Reporter: Barratut Taqiyyah Rafie | Editor: Barratut Taqiyyah Rafie
Apa itu de-dolarisasi?
Mengutip Investopedia, de-dolarisasi menggambarkan proses beralihnya ketergantungan dunia pada dolar AS (USD) sebagai mata uang cadangan utama. Dolar tetap menjadi mata uang cadangan utama dan saluran untuk bisnis internasional sejak Amerika Serikat muncul sebagai kekuatan ekonomi utama dunia setelah Perang Dunia II. Namun pertanyaan sering muncul mengenai apakah dolar dapat mempertahankan kepemimpinannya.

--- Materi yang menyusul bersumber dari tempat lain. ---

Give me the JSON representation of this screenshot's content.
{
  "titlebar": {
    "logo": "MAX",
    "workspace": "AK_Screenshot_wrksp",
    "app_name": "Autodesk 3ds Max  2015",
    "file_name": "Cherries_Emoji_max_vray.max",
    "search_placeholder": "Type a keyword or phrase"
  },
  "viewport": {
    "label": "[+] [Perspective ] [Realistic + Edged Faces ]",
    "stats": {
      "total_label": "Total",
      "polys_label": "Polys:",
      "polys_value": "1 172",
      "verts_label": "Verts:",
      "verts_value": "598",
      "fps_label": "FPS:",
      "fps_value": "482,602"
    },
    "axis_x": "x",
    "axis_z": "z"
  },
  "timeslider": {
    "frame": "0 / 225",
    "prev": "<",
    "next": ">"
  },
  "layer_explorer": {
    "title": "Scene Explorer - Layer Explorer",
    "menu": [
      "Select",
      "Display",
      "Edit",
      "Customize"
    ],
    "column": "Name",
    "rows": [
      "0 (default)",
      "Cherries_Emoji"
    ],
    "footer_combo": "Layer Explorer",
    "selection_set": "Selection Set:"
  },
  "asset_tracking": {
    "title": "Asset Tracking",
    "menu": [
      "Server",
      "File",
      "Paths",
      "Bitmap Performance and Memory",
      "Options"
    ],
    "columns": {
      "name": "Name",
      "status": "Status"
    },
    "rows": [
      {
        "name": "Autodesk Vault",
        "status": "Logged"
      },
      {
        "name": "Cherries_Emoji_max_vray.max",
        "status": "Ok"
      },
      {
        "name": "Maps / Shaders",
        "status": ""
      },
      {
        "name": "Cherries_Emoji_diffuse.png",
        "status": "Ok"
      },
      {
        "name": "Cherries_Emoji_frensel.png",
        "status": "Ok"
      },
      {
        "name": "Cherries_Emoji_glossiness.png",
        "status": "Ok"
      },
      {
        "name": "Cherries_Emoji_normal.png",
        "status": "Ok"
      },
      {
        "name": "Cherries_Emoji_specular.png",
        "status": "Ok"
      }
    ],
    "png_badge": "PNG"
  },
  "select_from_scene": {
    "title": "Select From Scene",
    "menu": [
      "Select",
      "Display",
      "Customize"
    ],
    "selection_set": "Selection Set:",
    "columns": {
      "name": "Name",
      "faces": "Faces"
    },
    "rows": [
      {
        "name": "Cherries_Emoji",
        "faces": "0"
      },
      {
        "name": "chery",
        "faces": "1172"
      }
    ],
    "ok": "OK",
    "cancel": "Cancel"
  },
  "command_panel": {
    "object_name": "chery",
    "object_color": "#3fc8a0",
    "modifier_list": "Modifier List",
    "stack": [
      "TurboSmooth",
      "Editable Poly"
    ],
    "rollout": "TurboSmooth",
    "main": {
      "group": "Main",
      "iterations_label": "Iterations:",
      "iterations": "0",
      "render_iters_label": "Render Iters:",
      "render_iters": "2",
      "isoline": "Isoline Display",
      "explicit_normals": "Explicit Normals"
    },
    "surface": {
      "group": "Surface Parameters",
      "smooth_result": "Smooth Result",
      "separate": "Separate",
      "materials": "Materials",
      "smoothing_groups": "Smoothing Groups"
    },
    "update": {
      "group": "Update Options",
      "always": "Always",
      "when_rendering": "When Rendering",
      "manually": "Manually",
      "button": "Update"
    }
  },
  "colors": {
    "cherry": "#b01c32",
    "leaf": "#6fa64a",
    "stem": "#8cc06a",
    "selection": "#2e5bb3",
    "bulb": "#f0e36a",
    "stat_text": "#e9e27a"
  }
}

Selama lebih dari satu abad, dolar AS telah menikmati keuntungan sebagai mata uang cadangan teratas dunia, yang dipegang oleh bank sentral di seluruh dunia untuk menyimpan nilai dan menjalankan bisnis internasional. Menurut data dari Dana Moneter Internasional (IMF), USD menyumbang 59% dari cadangan mata uang yang dialokasikan pada kuartal pertama tahun 2023, jauh di depan euro di bawah 20% dan yen Jepang sekitar 5%.
Meskipun tidak ada keraguan bahwa dolar AS tetap di atas, bagian dolar dari cadangan mata uang yang dialokasikan telah jatuh selama beberapa dekade terakhir, turun dari lebih dari 70% pada tahun 2001. Penurunan ini menyebabkan beberapa ahli mempertanyakan apakah kita mungkin mengalami de-dolarisasi— pengurangan ketergantungan dunia pada dolar sebagai mata uang cadangan utama.
Baca Juga: Banyak Negara di Dunia Ingin Tinggalkan Dolar AS, Ini 3 Alasan Utamanya
Cara de-Dolarisasi bekerja
Negara-negara yang ingin mengurangi pengaruh dolar terhadap perekonomian mereka dapat mengadopsi berbagai pendekatan. Untuk menghindari bayang-bayang dolar, bank sentral membutuhkan mata uang cadangan alternatif yang masih memungkinkan mereka menopang sistem keuangan lokal mereka dan berpartisipasi dalam perdagangan internasional.
Pertanyaan kuncinya kemudian adalah: Mata uang apa lagi, jika ada, yang cocok untuk disimpan oleh bank sentral sebagai cadangan resmi? Alternatif tradisional terhadap dolar termasuk euro, yen, dan pound sterling Inggris. Namun, sebagaimana dicatat oleh IMF, mata uang ini belum meningkatkan porsi alokasi cadangannya sebanding dengan penurunan dolar.
China telah masuk sebagai salah satu pendorong de-dolarisasi, yang bertujuan untuk memposisikan renminbi sebagai mata uang cadangan. Meskipun bank sentral telah meningkatkan kepemilikan renminbi mereka, bagian mata uang cadangan global tetap di bawah 2,5%.
Peningkatan cadangan renminbi menyumbang sekitar seperempat dari penurunan alokasi dolar, dan Rusia saat ini memegang kira-kira sepertiga dari semua cadangan dalam mata uang Tiongkok.
Di tengah keraguan tentang kelayakan renminbi sebagai mata uang cadangan, sejumlah negara telah mengalokasikan cadangan ke mata uang dari ekonomi yang lebih kecil. Sekitar tiga perempat pergeseran cadangan dari dolar AS telah mengarah ke mata uang cadangan nontradisional, termasuk dolar Australia, dolar Kanada, krona Swedia, dan won Korea Selatan.
Baca Juga: De-dolarisasi, China Timbun Emas selama 8 Bulan Beruntun
Alternatif lain bagi bank sentral untuk menyimpan cadangan mereka dalam bentuk emas, dan negara-negara di seluruh dunia telah melakukan hal itu.
Menurut Dewan Emas Dunia (World Gold Council), permintaan bank sentral untuk emas pada tahun 2022 melonjak menjadi 1.136 metrik ton, naik 152% dari tahun ke tahun dan mencapai level tertinggi sejak 1950.